For years I’d waited and wondered what might have been. Would we have been together through college? Would we have gone to the same school, or just spent our weeks apart, together on weekends? Getting married now, after graduation? Some of my friends were engaged right now, a few of them actively planning weddings.

Whatever wondering I had faded fast as the hot push of Sam’s loving hands against my breasts made me moan his name. A penetrating overwhelm made my body go hard and soft at once. For all I’d built up this moment in my head, reality wasn’t letting me down.

I wasn’t letting go, either. As our mouths and hands explored each other, Sam’s apologized, too. I could feel it in how tender he was, how he alternated between passion and restraint.

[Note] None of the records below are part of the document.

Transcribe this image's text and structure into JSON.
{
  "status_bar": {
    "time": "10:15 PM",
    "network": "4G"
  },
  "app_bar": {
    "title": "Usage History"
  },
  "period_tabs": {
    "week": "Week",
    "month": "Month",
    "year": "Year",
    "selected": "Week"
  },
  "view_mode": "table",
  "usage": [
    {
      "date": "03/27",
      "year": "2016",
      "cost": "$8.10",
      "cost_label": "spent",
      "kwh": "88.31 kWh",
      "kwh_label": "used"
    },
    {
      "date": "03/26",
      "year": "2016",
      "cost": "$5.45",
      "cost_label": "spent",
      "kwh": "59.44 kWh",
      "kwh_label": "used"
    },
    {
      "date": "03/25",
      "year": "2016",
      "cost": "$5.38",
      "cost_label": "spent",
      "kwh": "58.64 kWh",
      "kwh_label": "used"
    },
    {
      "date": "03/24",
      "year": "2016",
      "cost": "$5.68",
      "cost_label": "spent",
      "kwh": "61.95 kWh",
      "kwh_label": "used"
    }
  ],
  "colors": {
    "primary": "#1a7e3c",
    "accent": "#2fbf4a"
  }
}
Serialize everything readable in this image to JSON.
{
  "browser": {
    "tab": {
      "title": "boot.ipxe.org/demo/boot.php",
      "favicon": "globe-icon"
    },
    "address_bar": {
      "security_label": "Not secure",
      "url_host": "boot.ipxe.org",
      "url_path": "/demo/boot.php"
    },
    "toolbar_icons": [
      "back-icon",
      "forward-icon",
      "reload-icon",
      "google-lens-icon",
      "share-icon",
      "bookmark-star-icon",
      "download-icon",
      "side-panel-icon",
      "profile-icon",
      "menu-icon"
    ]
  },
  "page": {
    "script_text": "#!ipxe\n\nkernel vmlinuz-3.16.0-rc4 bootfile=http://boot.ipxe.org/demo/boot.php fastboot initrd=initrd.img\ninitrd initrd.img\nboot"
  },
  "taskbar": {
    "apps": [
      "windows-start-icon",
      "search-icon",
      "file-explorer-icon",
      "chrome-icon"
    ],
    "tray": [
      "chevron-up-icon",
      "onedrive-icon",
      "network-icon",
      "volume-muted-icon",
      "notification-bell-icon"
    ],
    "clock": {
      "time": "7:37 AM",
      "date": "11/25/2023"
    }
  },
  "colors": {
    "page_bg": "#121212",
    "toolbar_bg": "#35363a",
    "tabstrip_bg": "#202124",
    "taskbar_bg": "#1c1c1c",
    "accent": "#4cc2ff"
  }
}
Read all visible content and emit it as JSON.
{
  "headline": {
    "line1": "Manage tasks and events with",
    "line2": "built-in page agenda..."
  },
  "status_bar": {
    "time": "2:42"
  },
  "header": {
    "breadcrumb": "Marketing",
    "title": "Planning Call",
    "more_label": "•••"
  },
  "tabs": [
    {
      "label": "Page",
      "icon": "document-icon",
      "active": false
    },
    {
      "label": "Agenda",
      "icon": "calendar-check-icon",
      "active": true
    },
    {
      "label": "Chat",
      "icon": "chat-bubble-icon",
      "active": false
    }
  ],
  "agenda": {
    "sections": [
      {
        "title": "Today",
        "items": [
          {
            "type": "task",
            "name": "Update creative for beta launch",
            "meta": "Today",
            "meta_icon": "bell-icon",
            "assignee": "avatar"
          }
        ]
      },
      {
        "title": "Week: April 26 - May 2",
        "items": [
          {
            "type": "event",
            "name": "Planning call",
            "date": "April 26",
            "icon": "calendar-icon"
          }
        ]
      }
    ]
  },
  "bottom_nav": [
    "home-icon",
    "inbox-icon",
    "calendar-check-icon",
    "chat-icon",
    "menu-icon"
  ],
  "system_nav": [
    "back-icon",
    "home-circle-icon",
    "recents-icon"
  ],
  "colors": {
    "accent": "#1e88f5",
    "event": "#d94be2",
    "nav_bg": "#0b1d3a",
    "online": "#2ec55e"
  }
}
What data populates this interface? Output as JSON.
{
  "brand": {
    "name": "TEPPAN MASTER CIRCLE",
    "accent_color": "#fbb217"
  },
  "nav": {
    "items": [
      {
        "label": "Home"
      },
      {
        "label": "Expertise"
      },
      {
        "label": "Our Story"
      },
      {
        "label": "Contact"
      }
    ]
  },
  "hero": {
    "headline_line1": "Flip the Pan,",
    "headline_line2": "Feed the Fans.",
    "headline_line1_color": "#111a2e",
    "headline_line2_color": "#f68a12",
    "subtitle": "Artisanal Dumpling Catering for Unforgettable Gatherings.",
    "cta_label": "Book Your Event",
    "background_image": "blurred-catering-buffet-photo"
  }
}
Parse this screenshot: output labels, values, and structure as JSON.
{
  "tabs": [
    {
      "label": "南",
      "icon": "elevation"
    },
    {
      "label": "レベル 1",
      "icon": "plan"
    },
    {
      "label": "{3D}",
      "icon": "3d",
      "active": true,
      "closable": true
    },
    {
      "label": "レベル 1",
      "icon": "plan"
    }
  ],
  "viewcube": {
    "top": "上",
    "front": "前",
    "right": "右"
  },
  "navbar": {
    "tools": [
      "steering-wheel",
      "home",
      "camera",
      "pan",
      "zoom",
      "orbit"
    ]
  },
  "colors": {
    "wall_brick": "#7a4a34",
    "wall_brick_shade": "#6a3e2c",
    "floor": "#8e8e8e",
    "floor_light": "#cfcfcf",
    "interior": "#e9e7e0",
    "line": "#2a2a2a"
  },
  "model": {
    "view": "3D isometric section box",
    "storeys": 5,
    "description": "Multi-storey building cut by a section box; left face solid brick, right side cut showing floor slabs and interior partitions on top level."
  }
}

Could a kiss say “I’m sorry”?

Could the next one say, “Let’s try again”?

And the third ask, “May I make it up to you”?

I wasn’t the same Amy who cried for months and checked my phone compulsively two hundred times a day, waiting for a text that never came. That girl was long gone, replaced by the woman who pressed her belly against Sam’s, whose arms and hands and lips gave as much as he took, and who wasn’t going to allow everything to be this easy, if that’s what I wanted more than anything in the world.

Because easy wasn’t cutting it.

Easy was the easy way out.

Breaking the kiss, we panted for a few breaths, eyes meeting. In his I saw so many emotions—desire, regret, excitement—and I imagined I mirrored those right back.

“Why, Sam? Why now?”

Our knees pressed into the futon, both of us half upright, arms wrapped around but pulled back. My breasts rose and fell with each fevered inhale and exhale, while Sam’s abs worked hard against his shirt, his breathing no less labored than my own.